The evidence strongly supports the argument that Ohio’s deregulated electricity market — particularly the role of CRES (Competitive Retail Electric Service) providers and the PJM market design — has failed to deliver on promises of consumer benefit, investment, and grid reliability. Here's what the documents reveal:

  1. CRES Providers Routinely Charge More Than Default Utility Rates
    A 2024 academic study (Efficiency and consumer welfare under retail electricity
    deregulation: Analysis of Ohio's retail choice markets) published in the Journal of Critical Infrastructure Policy found that "as of 2021, roughly 82% of Ohio’s shopping customers were on offers that were more expensive than the standard service offer (SSO) default rate". This debunks claims that retail competition leads to lower prices and highlights that consumers are often paying a premium for “100% renewable” marketing gimmicks that are neither accurate nor beneficial.

  2. Ohio’s Grid Investment Lags Regulated States
    The same study notes that deregulated states, such as Ohio, experience significantly less investment in transmission and distribution infrastructure compared to regulated states, like Tennessee, Alabama, or Oklahoma, which have more vertically integrated utilities. These regulated models allow Electric Distribution Utilities (EDUs) to plan and invest long-term, thereby avoiding the fragmentation that deregulation introduces.

  3. Misleading Green Marketing by CRES Providers
    CRES providers have been documented using “100% renewable energy” claims based on the purchase of Renewable Energy Credits (RECs) — not the actual supply of clean power. This misleading advertising has been a consistent issue, with little transparency regarding the fact that these credits often originate from out of state and provide no actual renewable generation benefit to Ohio’s grid.

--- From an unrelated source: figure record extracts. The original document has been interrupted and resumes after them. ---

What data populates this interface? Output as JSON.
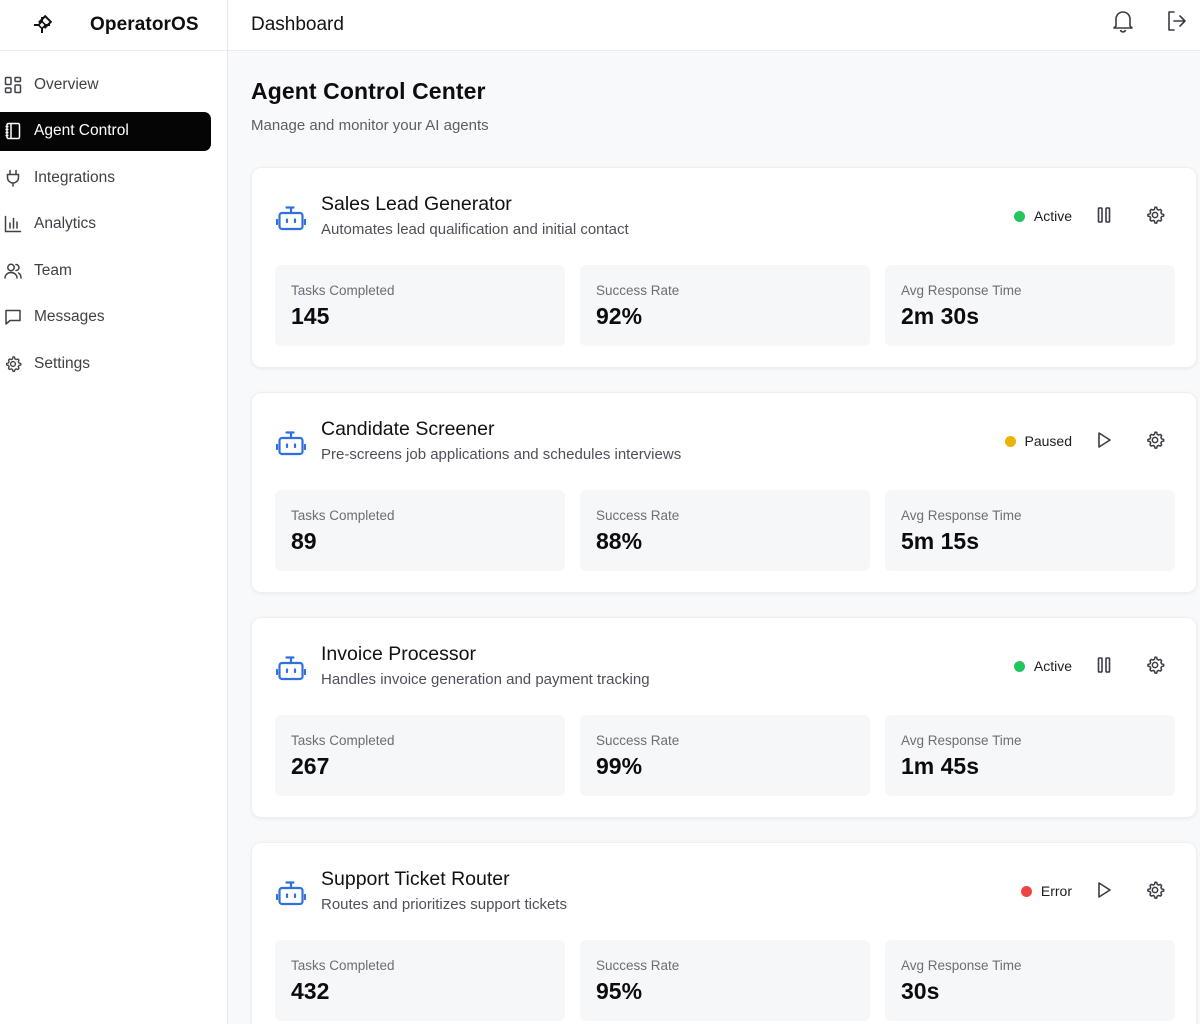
{
  "app": {
    "name": "OperatorOS"
  },
  "header": {
    "title": "Dashboard"
  },
  "sidebar": {
    "items": [
      {
        "label": "Overview",
        "icon": "grid-icon"
      },
      {
        "label": "Agent Control",
        "icon": "notebook-icon",
        "active": true
      },
      {
        "label": "Integrations",
        "icon": "plug-icon"
      },
      {
        "label": "Analytics",
        "icon": "bar-chart-icon"
      },
      {
        "label": "Team",
        "icon": "users-icon"
      },
      {
        "label": "Messages",
        "icon": "message-icon"
      },
      {
        "label": "Settings",
        "icon": "gear-icon"
      }
    ]
  },
  "page": {
    "title": "Agent Control Center",
    "subtitle": "Manage and monitor your AI agents"
  },
  "labels": {
    "tasks": "Tasks Completed",
    "success": "Success Rate",
    "response": "Avg Response Time"
  },
  "colors": {
    "accent": "#2f6fde",
    "active": "#22c55e",
    "paused": "#eab308",
    "error": "#ef4444"
  },
  "agents": [
    {
      "name": "Sales Lead Generator",
      "description": "Automates lead qualification and initial contact",
      "status": "Active",
      "control": "pause-icon",
      "tasks": "145",
      "success": "92%",
      "response": "2m 30s"
    },
    {
      "name": "Candidate Screener",
      "description": "Pre-screens job applications and schedules interviews",
      "status": "Paused",
      "control": "play-icon",
      "tasks": "89",
      "success": "88%",
      "response": "5m 15s"
    },
    {
      "name": "Invoice Processor",
      "description": "Handles invoice generation and payment tracking",
      "status": "Active",
      "control": "pause-icon",
      "tasks": "267",
      "success": "99%",
      "response": "1m 45s"
    },
    {
      "name": "Support Ticket Router",
      "description": "Routes and prioritizes support tickets",
      "status": "Error",
      "control": "play-icon",
      "tasks": "432",
      "success": "95%",
      "response": "30s"
    }
  ]
}
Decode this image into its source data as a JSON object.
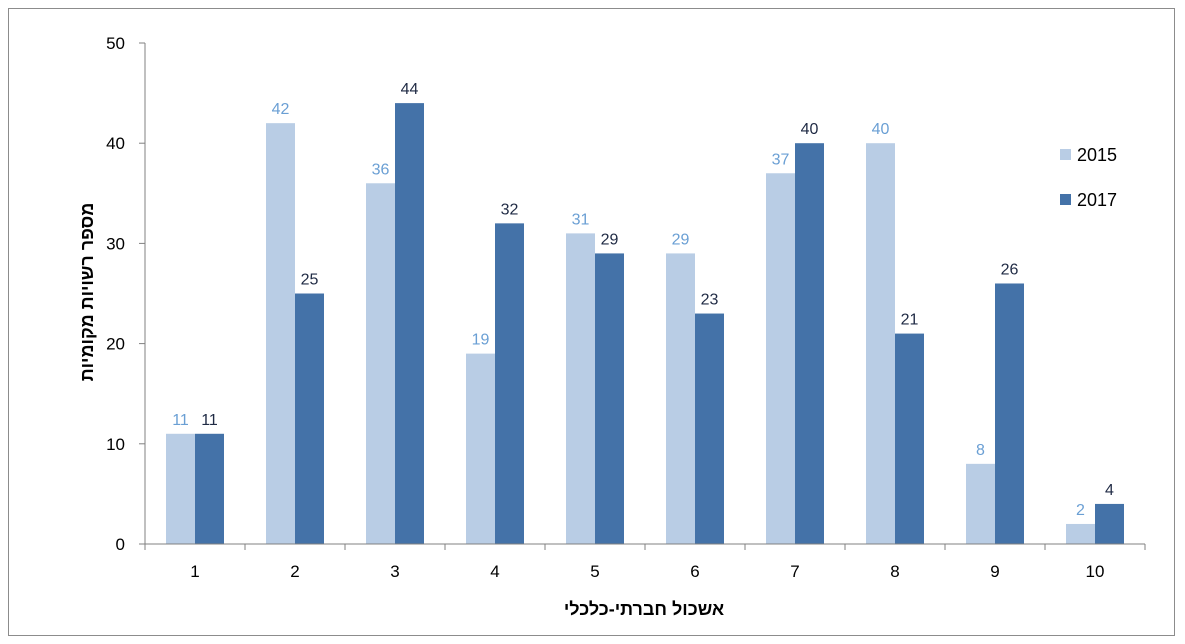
{
  "chart_data": {
    "type": "bar",
    "title": "",
    "xlabel": "אשכול חברתי-כלכלי",
    "ylabel": "מספר רשויות מקומיות",
    "categories": [
      "1",
      "2",
      "3",
      "4",
      "5",
      "6",
      "7",
      "8",
      "9",
      "10"
    ],
    "ylim": [
      0,
      50
    ],
    "yticks": [
      0,
      10,
      20,
      30,
      40,
      50
    ],
    "grid": false,
    "legend_position": "right",
    "series": [
      {
        "name": "2015",
        "color": "#b9cde5",
        "label_color": "#6a9fd4",
        "values": [
          11,
          42,
          36,
          19,
          31,
          29,
          37,
          40,
          8,
          2
        ]
      },
      {
        "name": "2017",
        "color": "#4472a8",
        "label_color": "#1f2a44",
        "values": [
          11,
          25,
          44,
          32,
          29,
          23,
          40,
          21,
          26,
          4
        ]
      }
    ]
  }
}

  4. PJM’s Market Distortions Harm Ohio Consumers
    The June 2024 PJM capacity auction resulted in an 800% increase in capacity prices, driving up costs for all customers across the 13-state PJM region. Despite the price spike, no new power capacity was added, raising serious questions about the integrity and efficiency of PJM’s market structure.

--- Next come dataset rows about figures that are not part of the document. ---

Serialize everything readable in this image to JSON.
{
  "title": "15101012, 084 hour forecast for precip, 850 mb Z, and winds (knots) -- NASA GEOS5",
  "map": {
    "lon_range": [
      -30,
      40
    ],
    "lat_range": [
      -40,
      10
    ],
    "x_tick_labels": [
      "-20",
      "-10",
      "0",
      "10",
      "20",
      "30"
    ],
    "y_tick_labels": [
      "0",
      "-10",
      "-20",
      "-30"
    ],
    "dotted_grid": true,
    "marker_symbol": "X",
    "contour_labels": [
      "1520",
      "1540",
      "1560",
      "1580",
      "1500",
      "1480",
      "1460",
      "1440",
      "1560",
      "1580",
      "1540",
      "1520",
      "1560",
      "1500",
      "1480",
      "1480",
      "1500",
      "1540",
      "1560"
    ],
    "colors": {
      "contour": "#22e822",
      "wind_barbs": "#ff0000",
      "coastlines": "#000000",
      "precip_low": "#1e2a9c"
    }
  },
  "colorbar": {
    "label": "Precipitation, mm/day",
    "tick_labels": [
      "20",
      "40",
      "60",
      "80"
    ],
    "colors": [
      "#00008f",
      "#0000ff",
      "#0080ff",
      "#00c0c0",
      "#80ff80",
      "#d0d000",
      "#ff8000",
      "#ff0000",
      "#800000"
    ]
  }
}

  5. The Case for EDU-Led Behind-the-Meter (BTM) Sales
    In light of these failings, the argument that EDUs should be prohibited from BTM power sales loses credibility. These utilities possess the institutional expertise and financial capacity to serve large industrial customers—such as data centers or steel mills—more efficiently. Preventing EDUs from offering BTM services protects the turf of inefficient middlemen, not consumers or grid reliability and prevents honest competition.


Ohio’s deregulated market has become a Rube Goldberg machine—overcomplicated, expensive, and ultimately ineffective. It prioritizes paper-thin retail competition and greenwashed marketing over real investment and reliability. Meanwhile, regulated states outperform in infrastructure buildout and price stability. Ohio lawmakers should embrace reforms that restore EDU flexibility, enhance accountability, and let pragmatic, infrastructure-focused development — including nuclear and BTM innovation — take the lead.

Industrial-scale customers should be allowed to sign BTM agreements with either EDUs or generators, especially when facilities are co-located or within 25 miles of each other. Keeping high-demand users off the grid relieves stress, increases predictability, and lowers costs for all ratepayers when new generation is added. This kind of flexibility is crucial for Ohio’s economic future, particularly if it wants to lead in nuclear energy, data center development, and advanced manufacturing.

Until policymakers recognize that deregulation has devolved into market manipulation and hollowed-out investment, Ohio will continue to fall behind. It’s time to let EDUs compete and deliver the power Ohio needs—reliably, honestly, and without a middleman taxing every electron.

Ohioans can expect much Higher Electricity prices over the next 3-5 years due to PJM's management of Ohio's Electricity Markets.